The final exam period begins in one week. It all comes down to this. You have been working hard the whole semester and you don’t want to let it go to waste. If you haven’t been doing much, it’s not too late. The best time to start was studying was 20 days ago; the second best time is now. Nothing is impossible if you let your performance in the finals be independent to your past events.
Here’s a few study tips for fellow actuarial students out there.
Remember to look after your body. Choose your study food wisely. Instead of snacking on unhealthy foods such as chocolate and chips (which lead to energy levels crashing and fatigue) opt for apples and blueberries. In addition, sitting down for more than two hours in the same position causes stiffness. Studies have shown that occasionally going for a walk and getting a breath of fresh air works wonders for the mind.
Instagram selfies are not the only situation where good lighting is your best friend. Studying in a well lit room will reduce the strain on your eyes. Having correct posture can go a long way, as can sleep. A good tip is to study just before you sleep, and revise that material as soon as you wake up. Sleep repairs your memory skills and if you read something just before you go to bed, your brain will process it in the following hours.
Do not bother approaching your studies half-heartedly - it’s either all or nothing. If you “study” while checking Facebook and sending snapchats, I guarantee you that you will no longer be studying. This is deadly as your short break may last hours, which will then turn into days. Don’t you hate it when you take a study break and it accidentally lasts the whole semester? A popular guide suggests the 50/10 rule - focus completely (no distractions) for fifty minutes, and relax in the remaining ten of the hour.
As actuarial students, you will differentiate quite often. Other times, you will be the ones being differentiated. We all need a CR, but if you want a D, let alone a HD, remember the small things – they count. Do not trick yourself into skimming too much and missing vital information. Murphy’s Law always holds.
Past papers exist for a reason. You miss 100% of the shots you don’t take, so don’t let your resources go to waste. Take note of consultation hours (especially the special consultation hours for the exam period) so you can discuss and check your answers.
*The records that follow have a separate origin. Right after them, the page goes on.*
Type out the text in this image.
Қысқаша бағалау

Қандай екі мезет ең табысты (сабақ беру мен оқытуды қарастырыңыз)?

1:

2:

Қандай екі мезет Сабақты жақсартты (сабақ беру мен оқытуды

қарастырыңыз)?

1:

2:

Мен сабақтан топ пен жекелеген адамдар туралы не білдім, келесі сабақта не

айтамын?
Brushing up your understanding can make a huge difference even if the issue seems small.
Sitting exams requires 50% studying and 50% confidence. Get into the right mindset from the beginning. Keep visualising those high grades, as it will help keep you positive.
Studying doesn’t suck nearly as much as failing. Push yourself – no one is going to do it for you. Know your motivations for getting your desired grades. If you can’t think of the reason you want something, consider the consequences if its complement occurred.
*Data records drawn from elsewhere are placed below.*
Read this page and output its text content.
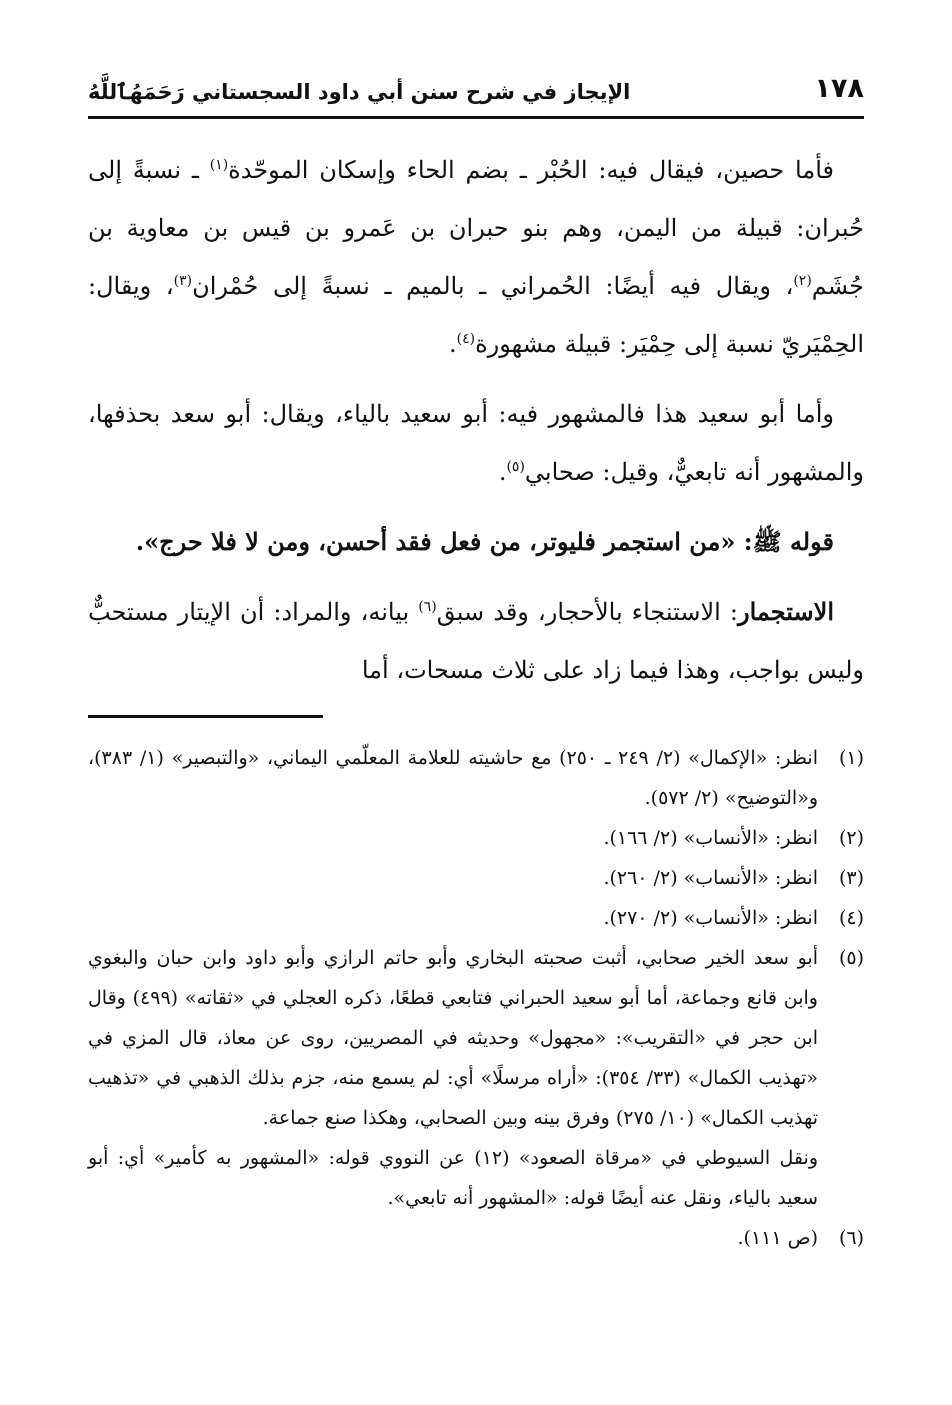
١٧٨
الإيجاز في شرح سنن أبي داود السجستاني رَحَمَهُٱللَّهُ

فأما حصين، فيقال فيه: الحُبْر ـ بضم الحاء وإسكان الموحّدة$^{(١)}$ ـ نسبةً إلى حُبران: قبيلة من اليمن، وهم بنو حبران بن عَمرو بن قيس بن معاوية بن جُشَم$^{(٢)}$، ويقال فيه أيضًا: الحُمراني ـ بالميم ـ نسبةً إلى حُمْران$^{(٣)}$، ويقال: الحِمْيَريّ نسبة إلى حِمْيَر: قبيلة مشهورة$^{(٤)}$.

وأما أبو سعيد هذا فالمشهور فيه: أبو سعيد بالياء، ويقال: أبو سعد بحذفها، والمشهور أنه تابعيٌّ، وقيل: صحابي$^{(٥)}$.

قوله ﷺ: «من استجمر فليوتر، من فعل فقد أحسن، ومن لا فلا حرج».

الاستجمار: الاستنجاء بالأحجار، وقد سبق$^{(٦)}$ بيانه، والمراد: أن الإيتار مستحبٌّ وليس بواجب، وهذا فيما زاد على ثلاث مسحات، أما

(١)
انظر: «الإكمال» (٢/ ٢٤٩ ـ ٢٥٠) مع حاشيته للعلامة المعلّمي اليماني، «والتبصير» (١/ ٣٨٣)، و«التوضيح» (٢/ ٥٧٢).
(٢)
انظر: «الأنساب» (٢/ ١٦٦).
(٣)
انظر: «الأنساب» (٢/ ٢٦٠).
(٤)
انظر: «الأنساب» (٢/ ٢٧٠).
(٥)
أبو سعد الخير صحابي، أثبت صحبته البخاري وأبو حاتم الرازي وأبو داود وابن حبان والبغوي وابن قانع وجماعة، أما أبو سعيد الحبراني فتابعي قطعًا، ذكره العجلي في «ثقاته» (٤٩٩) وقال ابن حجر في «التقريب»: «مجهول» وحديثه في المصريين، روى عن معاذ، قال المزي في «تهذيب الكمال» (٣٣/ ٣٥٤): «أراه مرسلًا» أي: لم يسمع منه، جزم بذلك الذهبي في «تذهيب تهذيب الكمال» (١٠/ ٢٧٥) وفرق بينه وبين الصحابي، وهكذا صنع جماعة.
ونقل السيوطي في «مرقاة الصعود» (١٢) عن النووي قوله: «المشهور به كأمير» أي: أبو سعيد بالياء، ونقل عنه أيضًا قوله: «المشهور أنه تابعي».
(٦)
(ص ١١١).
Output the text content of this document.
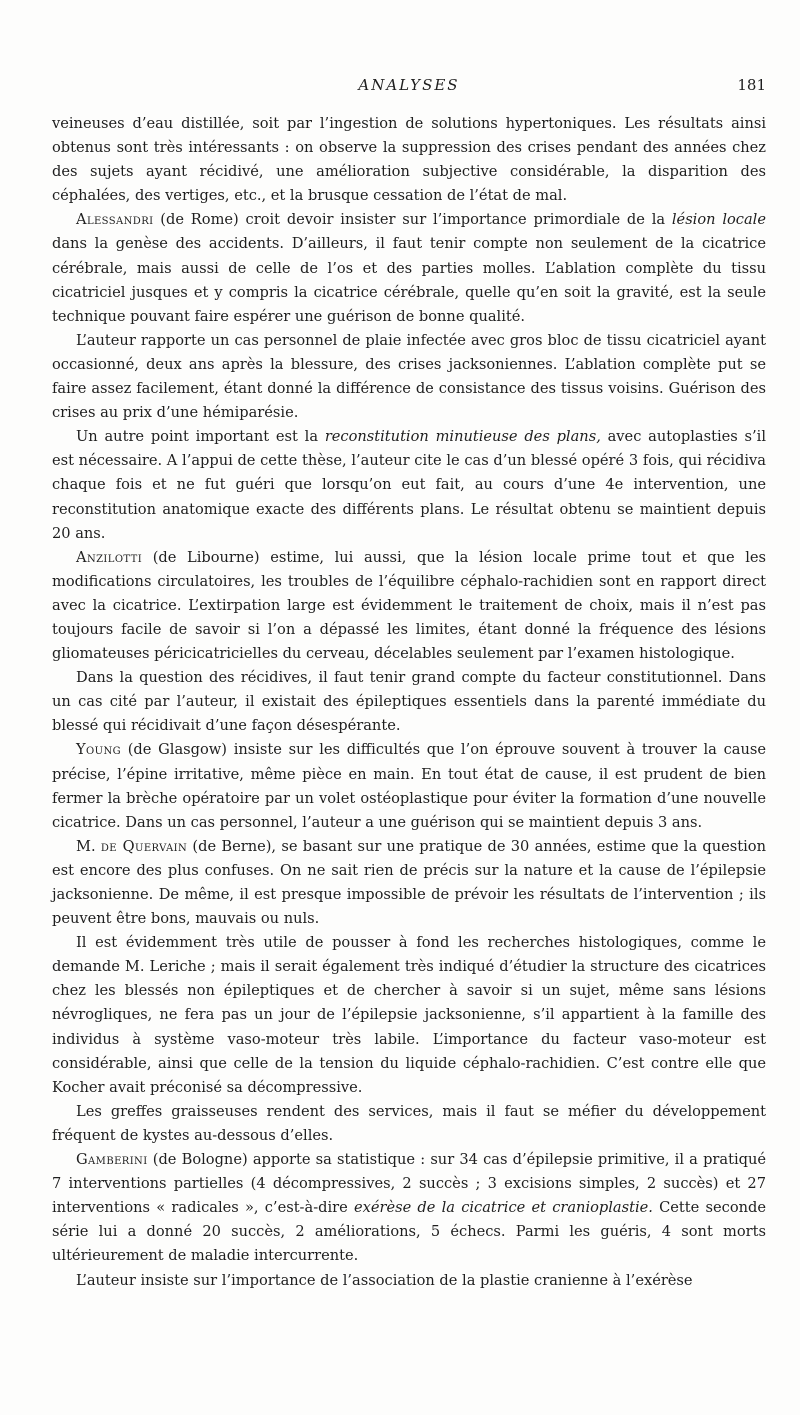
ANALYSES	181

veineuses d’eau distillée, soit par l’ingestion de solutions hypertoniques. Les résultats ainsi obtenus sont très intéressants : on observe la suppression des crises pendant des années chez des sujets ayant récidivé, une amélioration subjective considérable, la disparition des céphalées, des vertiges, etc., et la brusque cessation de l’état de mal.

Alessandri (de Rome) croit devoir insister sur l’importance primordiale de la lésion locale dans la genèse des accidents. D’ailleurs, il faut tenir compte non seulement de la cicatrice cérébrale, mais aussi de celle de l’os et des parties molles. L’ablation complète du tissu cicatriciel jusques et y compris la cicatrice cérébrale, quelle qu’en soit la gravité, est la seule technique pouvant faire espérer une guérison de bonne qualité.

L’auteur rapporte un cas personnel de plaie infectée avec gros bloc de tissu cicatriciel ayant occasionné, deux ans après la blessure, des crises jacksoniennes. L’ablation complète put se faire assez facilement, étant donné la différence de consistance des tissus voisins. Guérison des crises au prix d’une hémiparésie.

Un autre point important est la reconstitution minutieuse des plans, avec autoplasties s’il est nécessaire. A l’appui de cette thèse, l’auteur cite le cas d’un blessé opéré 3 fois, qui récidiva chaque fois et ne fut guéri que lorsqu’on eut fait, au cours d’une 4e intervention, une reconstitution anatomique exacte des différents plans. Le résultat obtenu se maintient depuis 20 ans.

Anzilotti (de Libourne) estime, lui aussi, que la lésion locale prime tout et que les modifications circulatoires, les troubles de l’équilibre céphalo-rachidien sont en rapport direct avec la cicatrice. L’extirpation large est évidemment le traitement de choix, mais il n’est pas toujours facile de savoir si l’on a dépassé les limites, étant donné la fréquence des lésions gliomateuses péricicatricielles du cerveau, décelables seulement par l’examen histologique.

Dans la question des récidives, il faut tenir grand compte du facteur constitutionnel. Dans un cas cité par l’auteur, il existait des épileptiques essentiels dans la parenté immédiate du blessé qui récidivait d’une façon désespérante.

Young (de Glasgow) insiste sur les difficultés que l’on éprouve souvent à trouver la cause précise, l’épine irritative, même pièce en main. En tout état de cause, il est prudent de bien fermer la brèche opératoire par un volet ostéoplastique pour éviter la formation d’une nouvelle cicatrice. Dans un cas personnel, l’auteur a une guérison qui se maintient depuis 3 ans.

M. de Quervain (de Berne), se basant sur une pratique de 30 années, estime que la question est encore des plus confuses. On ne sait rien de précis sur la nature et la cause de l’épilepsie jacksonienne. De même, il est presque impossible de prévoir les résultats de l’intervention ; ils peuvent être bons, mauvais ou nuls.

Il est évidemment très utile de pousser à fond les recherches histologiques, comme le demande M. Leriche ; mais il serait également très indiqué d’étudier la structure des cicatrices chez les blessés non épileptiques et de chercher à savoir si un sujet, même sans lésions névrogliques, ne fera pas un jour de l’épilepsie jacksonienne, s’il appartient à la famille des individus à système vaso-moteur très labile. L’importance du facteur vaso-moteur est considérable, ainsi que celle de la tension du liquide céphalo-rachidien. C’est contre elle que Kocher avait préconisé sa décompressive.

Les greffes graisseuses rendent des services, mais il faut se méfier du développement fréquent de kystes au-dessous d’elles.

Gamberini (de Bologne) apporte sa statistique : sur 34 cas d’épilepsie primitive, il a pratiqué 7 interventions partielles (4 décompressives, 2 succès ; 3 excisions simples, 2 succès) et 27 interventions « radicales », c’est-à-dire exérèse de la cicatrice et cranioplastie. Cette seconde série lui a donné 20 succès, 2 améliorations, 5 échecs. Parmi les guéris, 4 sont morts ultérieurement de maladie intercurrente.

L’auteur insiste sur l’importance de l’association de la plastie cranienne à l’exérèse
It appears obvious, but procrastination is your worst enemy. If you cram everything the night before, you’ll probably be so stressed, realising later that that you have forgetten everything. The rush of new information you are trying to force in will overload your brain. In rare cases, you will retain the information long enough to last the next day. Trust me, if you are unsure which category you fall into, finals are not a wise time to experiment.
Fall down seven times… stand up eight. In the case that you do fail, define yourself by the way you react. Remember that failure is an event, not a person. You should all know the definition of an event by now, no matter which level of statistics you have done. Do not spend too much time calculating the probability of a failure.
Good luck everyone. May the concept of forces be with you!